Alfredo Astiz, ancien capitaine dans la marine argentine et tortionnaire durant la dictature, s'est livré hier à la police de son pays. Il est recherché par Interpol, à la demande de la justice italienne, pour le vol de l'enfant de l'une de ses victimes. Sous le régime sanguinaire qui sévissait en Argentine de 1976 à 1983, il était, en effet, habituel que les bébés mis au monde par les femmes prisonnières des escadrons de la mort leur soient enlevés pour être éduqués par les familles des militaires. C'est donc à ce titre que l'ex-capitaine Astiz est poursuivi aujourd'hui, et non pour les assassinats et tortures dont il s'est rendu coupable, protégé qu'il est par une amnistie prononcée en 1987.
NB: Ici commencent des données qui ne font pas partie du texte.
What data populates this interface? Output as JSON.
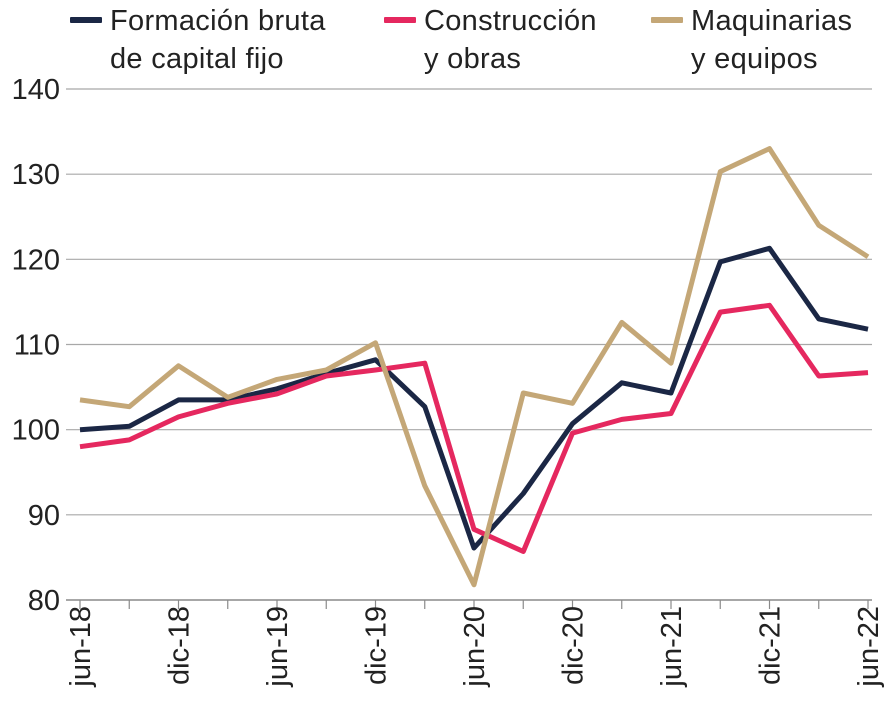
{
  "chart_data": {
    "type": "line",
    "title": "",
    "xlabel": "",
    "ylabel": "",
    "ylim": [
      80,
      140
    ],
    "yticks": [
      80,
      90,
      100,
      110,
      120,
      130,
      140
    ],
    "grid": true,
    "legend_position": "top",
    "x": [
      "jun-18",
      "sep-18",
      "dic-18",
      "mar-19",
      "jun-19",
      "sep-19",
      "dic-19",
      "mar-20",
      "jun-20",
      "sep-20",
      "dic-20",
      "mar-21",
      "jun-21",
      "sep-21",
      "dic-21",
      "mar-22",
      "jun-22"
    ],
    "xtick_labels": [
      "jun-18",
      "dic-18",
      "jun-19",
      "dic-19",
      "jun-20",
      "dic-20",
      "jun-21",
      "dic-21",
      "jun-22"
    ],
    "series": [
      {
        "name": "Formación bruta\nde capital fijo",
        "color": "#1b2745",
        "values": [
          100.0,
          100.4,
          103.5,
          103.5,
          104.8,
          106.6,
          108.2,
          102.7,
          86.1,
          92.5,
          100.7,
          105.5,
          104.3,
          119.7,
          121.3,
          113.0,
          111.8
        ]
      },
      {
        "name": "Construcción\ny obras",
        "color": "#e5285f",
        "values": [
          98.0,
          98.8,
          101.5,
          103.1,
          104.2,
          106.3,
          107.0,
          107.8,
          88.3,
          85.7,
          99.6,
          101.2,
          101.9,
          113.8,
          114.6,
          106.3,
          106.7
        ]
      },
      {
        "name": "Maquinarias\ny equipos",
        "color": "#c4a777",
        "values": [
          103.5,
          102.7,
          107.5,
          103.8,
          105.9,
          107.0,
          110.2,
          93.4,
          81.8,
          104.3,
          103.1,
          112.6,
          107.8,
          130.3,
          133.0,
          124.0,
          120.3
        ]
      }
    ]
  }
}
Ce sont environ 30 000 personnes qui ont été tuées lors de la campagne de terreur conduite, dans les années soixante-dix, par les généraux argentins et plus d'un millier de militaires, responsables d'atrocités et de disparitions de civils innombrables, qui bénéficient d'une scandaleuse immunité. Alfredo Astiz, condamné - in absentia - par la justice française pour le meurtre de deux religieuses et recherché par la Suède pour l'enlèvement d'une jeune fille, a toujours affirmé "qu'il ne regrettait rien". Il a même passé récemment quelques mois en prison pour incitation au meurtre, à la suite d'une interview accordée à un magazine de son pays. A l'heure actuelle, les organisations humanitaires argentines se battent pour que les lois d'amnistie soient déclarées anticonstitutionnelles et pouvoir rouvrir ainsi tant de dossiers injustement clos.
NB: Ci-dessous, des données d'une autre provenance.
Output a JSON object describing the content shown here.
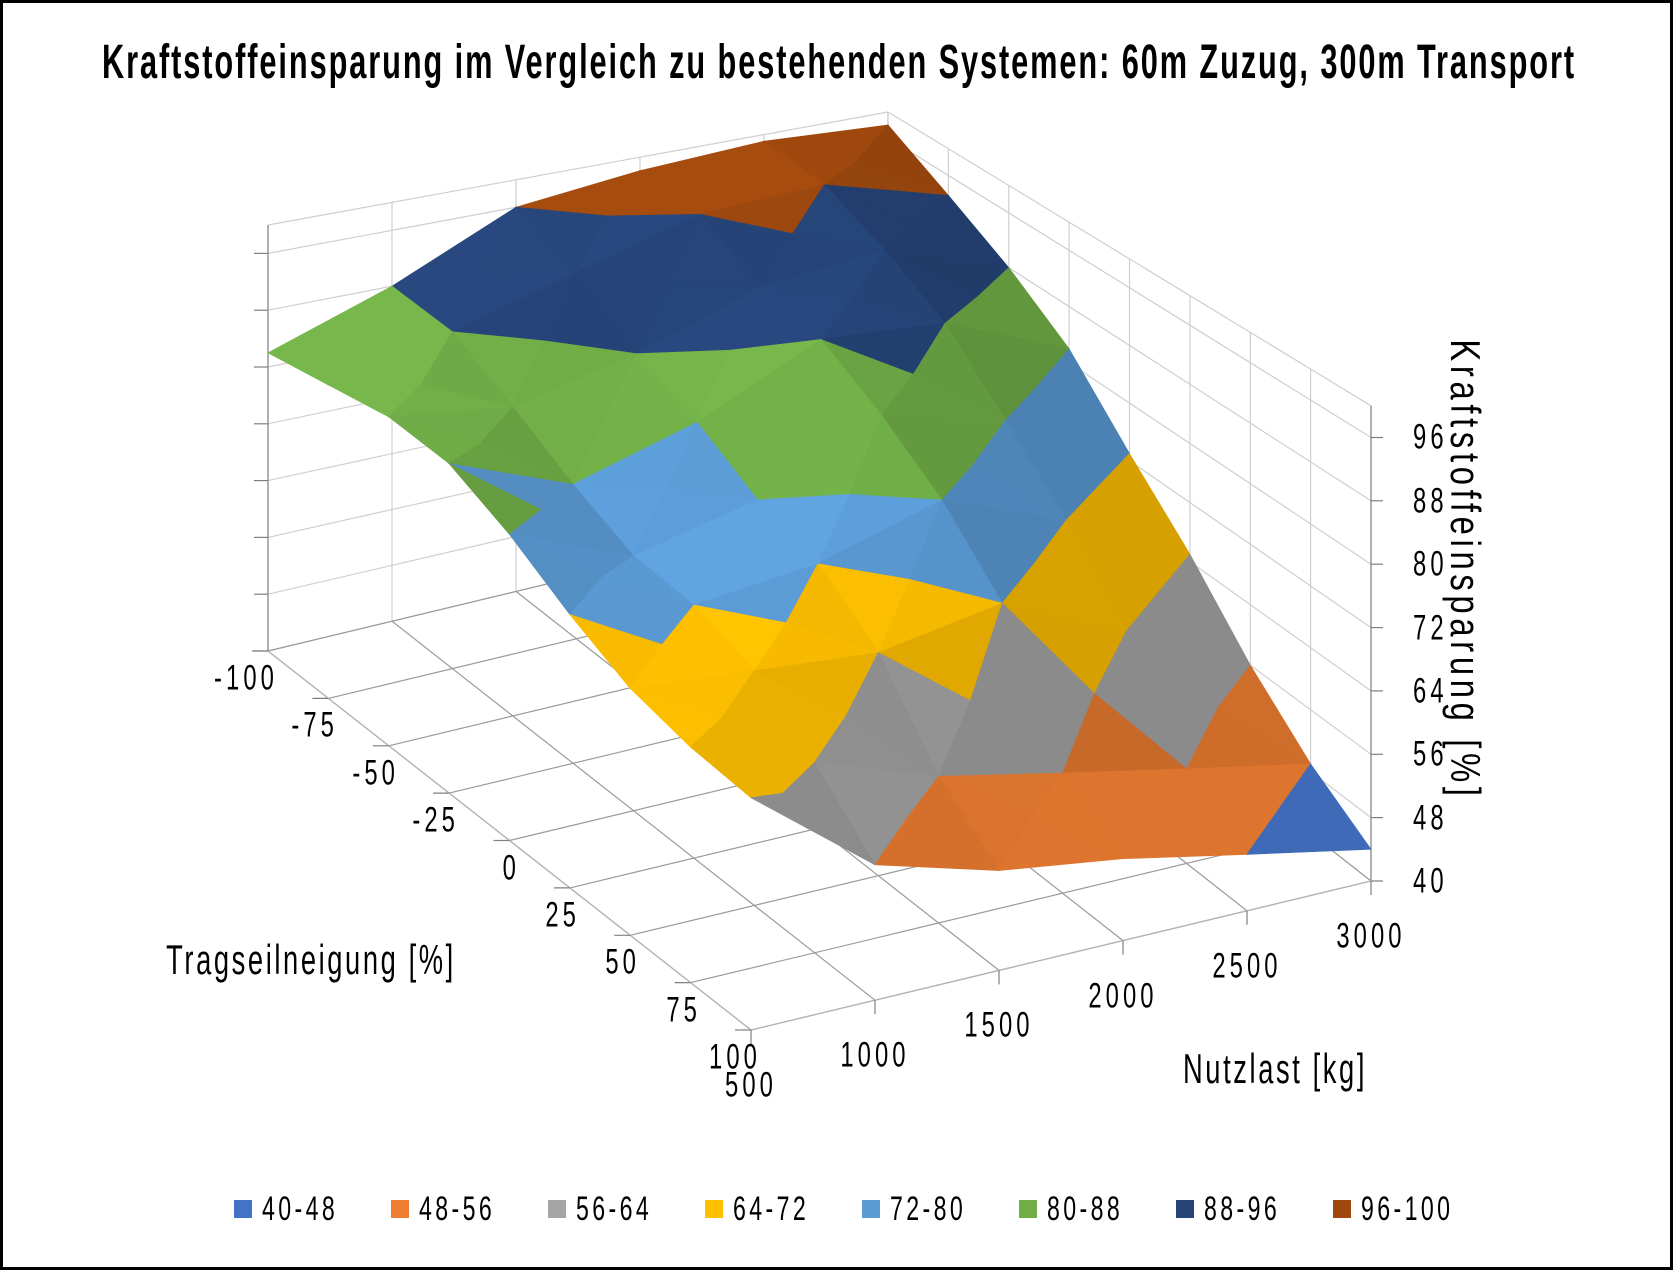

A l'évidence, Alfredo Astiz ne semble pas prêt à se repentir de ses actes et, avec lui, nul doute qu'un certain nombre de militaires argentins estiment n'avoir fait que leur devoir en martyrisant des civils soupçonnés d'infidélité au régime. Tel est précisément l'effet désastreux des lois d'amnistie que de conforter dans leur aveuglement ceux qu'elles entendent préserver. Trop souvent, le prétexte de l'apaisement est invoqué pour les justifier : "ne pas fouiller le passé", "aller de l'avant" et "pardonner" deviennent alors les mots d'ordre des gouvernements complices de l'horreur. Mais la paix de l'esprit n'a rien de commun avec l'oubli et la stabilité ne peut survenir, tant que la justice fait défection. Faire croire à des militaires que leur devoir d'obéissance peut justifier leurs crimes est une pure et simple abjection, de même que le fait d'imposer aux victimes et à leur famille de vivre perpétuellement avec leur peine et leurs peurs. Le pardon et le repentir constituent des expressions d'humanité d'une grande valeur : toutes deux ouvrent la voie à la transformation de l'individu. C'est le rôle des sociétés et de leurs dirigeants que d'en favoriser l'éclosion : mais nul ne peut en abréger, ni en accélérer la naissance, qui dépend exclusivement du libre arbitre de ceux qui souffrent.